Enterprise buyers treat data handling, security protocols, privacy safeguards, and legal compliance as mandatory checkboxes before any technical evaluation begins. Beyond compliance, they worry about operational reliability: "If I'm an accountant using an AI agent to look for fraudulent journal entries, what's the risk that the agent might have bias and miss something?"
Smart founders recognize this as an opportunity. Rather than treating compliance as overhead, they can build what Nick called "transparency around governance and risk management" as core product differentiation. For enterprises evaluating AI solutions, governance capabilities often matter as much as technical performance.
Paddy delivered the panel's most urgent message: "The winners and losers are going to be decided in the next 18 months. It's going to be really hard to generate value once you miss this window."

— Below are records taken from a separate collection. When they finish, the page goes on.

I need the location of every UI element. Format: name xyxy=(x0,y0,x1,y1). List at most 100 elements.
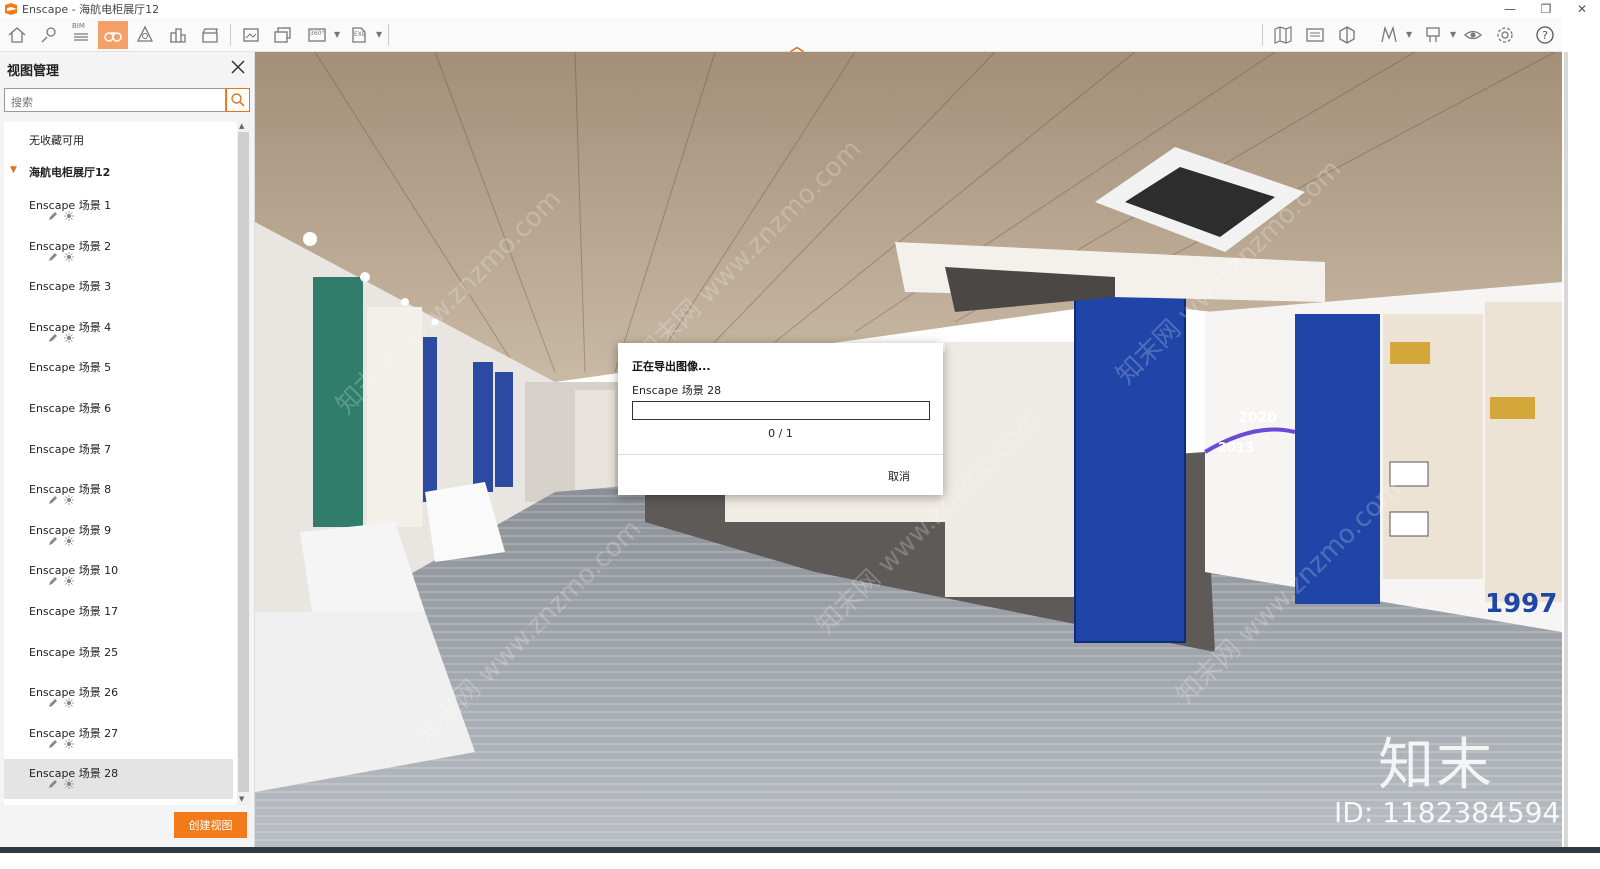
search-icon xyxy=(231,93,245,107)
right-edge-strip xyxy=(1562,18,1600,853)
view-list-item[interactable]: Enscape 场景 3 xyxy=(4,272,233,312)
panel-title: 视图管理 xyxy=(7,64,60,79)
view-list-item[interactable]: Enscape 场景 8 xyxy=(4,475,233,515)
collaboration-button[interactable] xyxy=(1418,21,1448,49)
edit-pencil-icon[interactable] xyxy=(48,211,58,221)
sun-icon[interactable] xyxy=(64,211,74,221)
site-context-button[interactable] xyxy=(1300,21,1330,49)
asset-library-button[interactable] xyxy=(130,21,160,49)
scroll-down-icon[interactable]: ▼ xyxy=(239,795,244,803)
view-list-item[interactable]: Enscape 场景 6 xyxy=(4,394,233,434)
view-label: Enscape 场景 3 xyxy=(29,280,112,293)
panel-scrollbar[interactable]: ▲ ▼ xyxy=(237,122,250,805)
dialog-scene-name: Enscape 场景 28 xyxy=(632,384,722,397)
view-list-item[interactable]: Enscape 场景 10 xyxy=(4,556,233,596)
buildings-icon xyxy=(170,28,186,43)
edit-pencil-icon[interactable] xyxy=(48,779,58,789)
sun-icon[interactable] xyxy=(64,252,74,262)
chevron-down-icon[interactable]: ▼ xyxy=(376,30,382,39)
view-list-item[interactable]: Enscape 场景 28 xyxy=(4,759,233,799)
minimize-button[interactable]: — xyxy=(1492,0,1528,18)
asset-library-icon xyxy=(136,25,154,42)
watermark-id: ID: 1182384594 xyxy=(1334,796,1561,829)
clapper-button[interactable] xyxy=(195,21,225,49)
window-title: Enscape - 海航电柜展厅12 xyxy=(22,3,160,16)
restore-button[interactable]: ❐ xyxy=(1528,0,1564,18)
view-list-item[interactable]: Enscape 场景 26 xyxy=(4,678,233,718)
home-button[interactable] xyxy=(2,21,32,49)
section-icon xyxy=(1339,26,1355,44)
edit-pencil-icon[interactable] xyxy=(48,536,58,546)
view-list-item[interactable]: Enscape 场景 4 xyxy=(4,313,233,353)
close-window-button[interactable]: ✕ xyxy=(1564,0,1600,18)
buildings-button[interactable] xyxy=(163,21,193,49)
map-button[interactable] xyxy=(1268,21,1298,49)
export-count: 0 / 1 xyxy=(768,427,793,440)
chevron-down-icon[interactable]: ▼ xyxy=(334,30,340,39)
sun-icon[interactable] xyxy=(64,576,74,586)
view-list-item[interactable]: Enscape 场景 7 xyxy=(4,435,233,475)
panorama-button[interactable]: 360° xyxy=(302,21,332,49)
screenshot-icon xyxy=(243,28,259,42)
chevron-down-icon[interactable]: ▼ xyxy=(1406,30,1412,39)
view-list-item[interactable]: Enscape 场景 2 xyxy=(4,232,233,272)
batch-render-button[interactable] xyxy=(268,21,298,49)
sun-icon[interactable] xyxy=(64,536,74,546)
view-list-item[interactable]: Enscape 场景 25 xyxy=(4,638,233,678)
export-progress-dialog: 正在导出图像... Enscape 场景 28 0 / 1 取消 xyxy=(618,343,943,495)
edit-pencil-icon[interactable] xyxy=(48,333,58,343)
help-icon: ? xyxy=(1536,26,1554,44)
view-list-item[interactable]: Enscape 场景 1 xyxy=(4,191,233,231)
edit-pencil-icon[interactable] xyxy=(48,252,58,262)
export-progress-bar xyxy=(632,401,930,420)
section-button[interactable] xyxy=(1332,21,1362,49)
cancel-button[interactable]: 取消 xyxy=(888,468,910,484)
main-toolbar: BIM 360° ▼ EXE ▼ ︿ ▼ ▼ ? xyxy=(0,18,1600,55)
navigation-icon xyxy=(1381,25,1397,43)
view-list-item[interactable]: Enscape 场景 27 xyxy=(4,719,233,759)
edit-pencil-icon[interactable] xyxy=(48,739,58,749)
view-management-button[interactable] xyxy=(98,21,128,49)
close-icon[interactable] xyxy=(229,58,247,76)
chevron-down-icon[interactable]: ▼ xyxy=(1450,30,1456,39)
view-label: Enscape 场景 25 xyxy=(29,646,119,659)
sun-icon[interactable] xyxy=(64,698,74,708)
edit-pencil-icon[interactable] xyxy=(48,698,58,708)
location-button[interactable] xyxy=(34,21,64,49)
batch-render-icon xyxy=(274,27,291,43)
edit-pencil-icon[interactable] xyxy=(48,495,58,505)
no-favorites-label: 无收藏可用 xyxy=(29,134,84,147)
scroll-thumb[interactable] xyxy=(238,132,249,792)
visual-settings-button[interactable] xyxy=(1458,21,1488,49)
create-view-button[interactable]: 创建视图 xyxy=(174,812,247,838)
scroll-up-icon[interactable]: ▲ xyxy=(239,122,244,130)
view-list-item[interactable]: Enscape 场景 9 xyxy=(4,516,233,556)
panorama-label: 360° xyxy=(310,30,325,37)
watermark-brand: 知末 xyxy=(1378,733,1494,798)
search-input[interactable] xyxy=(4,88,226,112)
bim-label: BIM xyxy=(72,22,85,30)
export-exe-button[interactable]: EXE xyxy=(344,21,374,49)
clapperboard-icon xyxy=(202,28,218,43)
sun-icon[interactable] xyxy=(64,779,74,789)
sun-icon[interactable] xyxy=(64,333,74,343)
sun-icon[interactable] xyxy=(64,739,74,749)
bim-button[interactable]: BIM xyxy=(66,21,96,49)
view-label: Enscape 场景 6 xyxy=(29,402,112,415)
search-button[interactable] xyxy=(226,88,250,112)
map-icon xyxy=(1274,26,1292,44)
edit-pencil-icon[interactable] xyxy=(48,576,58,586)
navigation-button[interactable] xyxy=(1374,21,1404,49)
expand-triangle-icon[interactable]: ▼ xyxy=(10,165,17,175)
exe-label: EXE xyxy=(354,31,366,38)
view-label: Enscape 场景 7 xyxy=(29,443,112,456)
title-bar: Enscape - 海航电柜展厅12 — ❐ ✕ xyxy=(0,0,1600,18)
help-button[interactable]: ? xyxy=(1530,21,1560,49)
view-list-item[interactable]: Enscape 场景 17 xyxy=(4,597,233,637)
settings-button[interactable] xyxy=(1490,21,1520,49)
view-list-item[interactable]: Enscape 场景 5 xyxy=(4,353,233,393)
screenshot-button[interactable] xyxy=(236,21,266,49)
sun-icon[interactable] xyxy=(64,495,74,505)
view-label: Enscape 场景 5 xyxy=(29,361,112,374)
year-label-2020: 2020 xyxy=(1238,410,1277,426)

Why the urgency? Right now, "AI is in 'copilot mode' where humans stay in the lead…in 12 months, it's going to be flipped. AI will do most of the work and humans will assist AI."
This shift from human-led to AI-led workflows will fundamentally change how enterprises evaluate and adopt AI solutions. Paddy’s advice to startups is to establish enterprise relationships now while buyers are still experimenting. The companies that do this will own categories when the market consolidates.
The 18-month window is real. Start with one outsourced function at your target enterprise. Build AI-native workflows, not feature additions. Plan for multi-model architecture from day one. Lead enterprise conversations with governance transparency, not just technical capabilities.
The companies that establish these early enterprise relationships will own categories when the market consolidates. Those who wait will be watching from the sidelines.